Могила и мэр Кротов избегали друг друга, никогда не встречаясь, словно жили в параллельных мирах, и мэр надеялся, что новый главарь будет вести себя так же. Поэтому, когда дверь кабинета распахнулась и на пороге появился Саам, Кротов задохнулся от неожиданности. Из-за спины бандита выглядывала перепуганная секретарша.

– Он сам, я ничего не могла. – заплетающимся языком пыталась объяснить она, но Кротов махнул рукой.

Закрыв дверь, Саам по-хозяйски прошёл через кабинет и, придвинув стул, сел напротив мэра, закинув ногу на ногу.

– Ты с ума сошёл сюда являться?!

– Познакомиться пришёл.

После смерти Требенько и бандитских разборок, после которых на улицах стало тихо, как на кладбище, Кротов боялся за свою жизнь, не спал ночами, в страхе прислушиваясь к шорохам, а перед зеркалом ощупывал нос и щёки толстыми, как сардельки, пальцами, будто не узнавал своё лицо.

Уставившись мэру в переносицу, Саам молчал, и Кротов, с которого ручьями лился пот, стекавший по шее, словно по водостоку, начал молиться, беззвучно шевеля губами.

– Мы же в цивилизованном мире живём, – промокая платком лоб, сказал он, не в силах молчать. – К чему эти зверские методы, убийства, слежки, разборки, если всё можно решить за столом.

– За патологоанатомическим? – зло пошутил бандит, и Кротов почувствовал такую боль, будто в грудь вонзился скальпель.

– Я старый человек и не люблю перемен, – выдохнул мэр. – Пусть всё идёт, как идёт.

Бандит, усмехнувшись, медленно поднялся, направившись к выходу.

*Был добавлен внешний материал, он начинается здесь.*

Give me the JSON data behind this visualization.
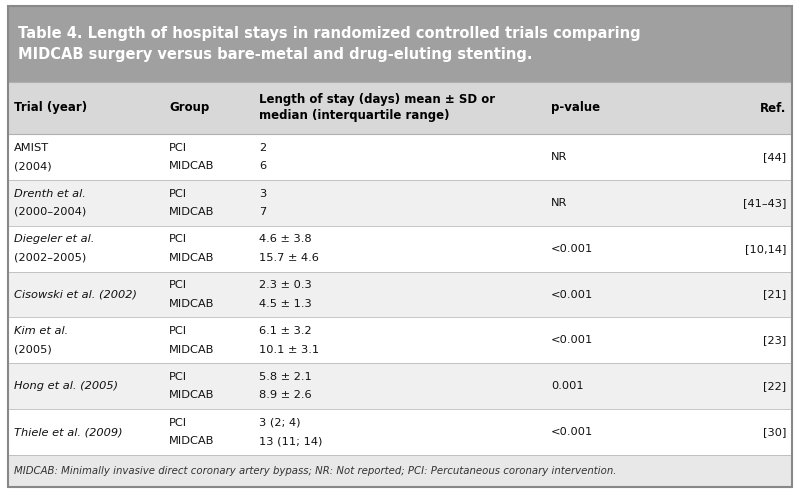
{
  "title": "Table 4. Length of hospital stays in randomized controlled trials comparing\nMIDCAB surgery versus bare-metal and drug-eluting stenting.",
  "header": [
    "Trial (year)",
    "Group",
    "Length of stay (days) mean ± SD or\nmedian (interquartile range)",
    "p-value",
    "Ref."
  ],
  "rows": [
    {
      "trial": [
        "AMIST",
        "(2004)"
      ],
      "trial_italic": [
        false,
        false
      ],
      "group": [
        "PCI",
        "MIDCAB"
      ],
      "stay": [
        "2",
        "6"
      ],
      "pvalue": "NR",
      "ref": "[44]",
      "pvalue_row": 0
    },
    {
      "trial": [
        "Drenth et al.",
        "(2000–2004)"
      ],
      "trial_italic": [
        true,
        false
      ],
      "group": [
        "PCI",
        "MIDCAB"
      ],
      "stay": [
        "3",
        "7"
      ],
      "pvalue": "NR",
      "ref": "[41–43]",
      "pvalue_row": 0
    },
    {
      "trial": [
        "Diegeler et al.",
        "(2002–2005)"
      ],
      "trial_italic": [
        true,
        false
      ],
      "group": [
        "PCI",
        "MIDCAB"
      ],
      "stay": [
        "4.6 ± 3.8",
        "15.7 ± 4.6"
      ],
      "pvalue": "<0.001",
      "ref": "[10,14]",
      "pvalue_row": 0
    },
    {
      "trial": [
        "Cisowski et al. (2002)",
        ""
      ],
      "trial_italic": [
        true,
        false
      ],
      "group": [
        "PCI",
        "MIDCAB"
      ],
      "stay": [
        "2.3 ± 0.3",
        "4.5 ± 1.3"
      ],
      "pvalue": "<0.001",
      "ref": "[21]",
      "pvalue_row": 0
    },
    {
      "trial": [
        "Kim et al.",
        "(2005)"
      ],
      "trial_italic": [
        true,
        false
      ],
      "group": [
        "PCI",
        "MIDCAB"
      ],
      "stay": [
        "6.1 ± 3.2",
        "10.1 ± 3.1"
      ],
      "pvalue": "<0.001",
      "ref": "[23]",
      "pvalue_row": 0
    },
    {
      "trial": [
        "Hong et al. (2005)",
        ""
      ],
      "trial_italic": [
        true,
        false
      ],
      "group": [
        "PCI",
        "MIDCAB"
      ],
      "stay": [
        "5.8 ± 2.1",
        "8.9 ± 2.6"
      ],
      "pvalue": "0.001",
      "ref": "[22]",
      "pvalue_row": 0
    },
    {
      "trial": [
        "Thiele et al. (2009)",
        ""
      ],
      "trial_italic": [
        true,
        false
      ],
      "group": [
        "PCI",
        "MIDCAB"
      ],
      "stay": [
        "3 (2; 4)",
        "13 (11; 14)"
      ],
      "pvalue": "<0.001",
      "ref": "[30]",
      "pvalue_row": 0
    }
  ],
  "footer": "MIDCAB: Minimally invasive direct coronary artery bypass; NR: Not reported; PCI: Percutaneous coronary intervention.",
  "title_bg": "#a0a0a0",
  "title_fg": "#ffffff",
  "header_bg": "#d8d8d8",
  "header_fg": "#000000",
  "row_bg_even": "#ffffff",
  "row_bg_odd": "#f0f0f0",
  "footer_bg": "#e8e8e8",
  "border_color": "#b0b0b0",
  "fig_bg": "#ffffff",
  "outer_border": "#888888"
}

– Нас не трогают – мы не трогаем, – поигрывая желваками, обернулся он в дверях. – Останемся друзьями, и всё будет хорошо.

Когда дверь закрылась, Кротов накапал себе в рюмку валокордин и, глядя в окно на центральную площадь, пожалел, что он не один из жителей города, спешащих домой после рабочего дня.

Баня стояла на каменистом берегу озера. Тонкие сосны клонились к воде, словно разглядывали своё отражение.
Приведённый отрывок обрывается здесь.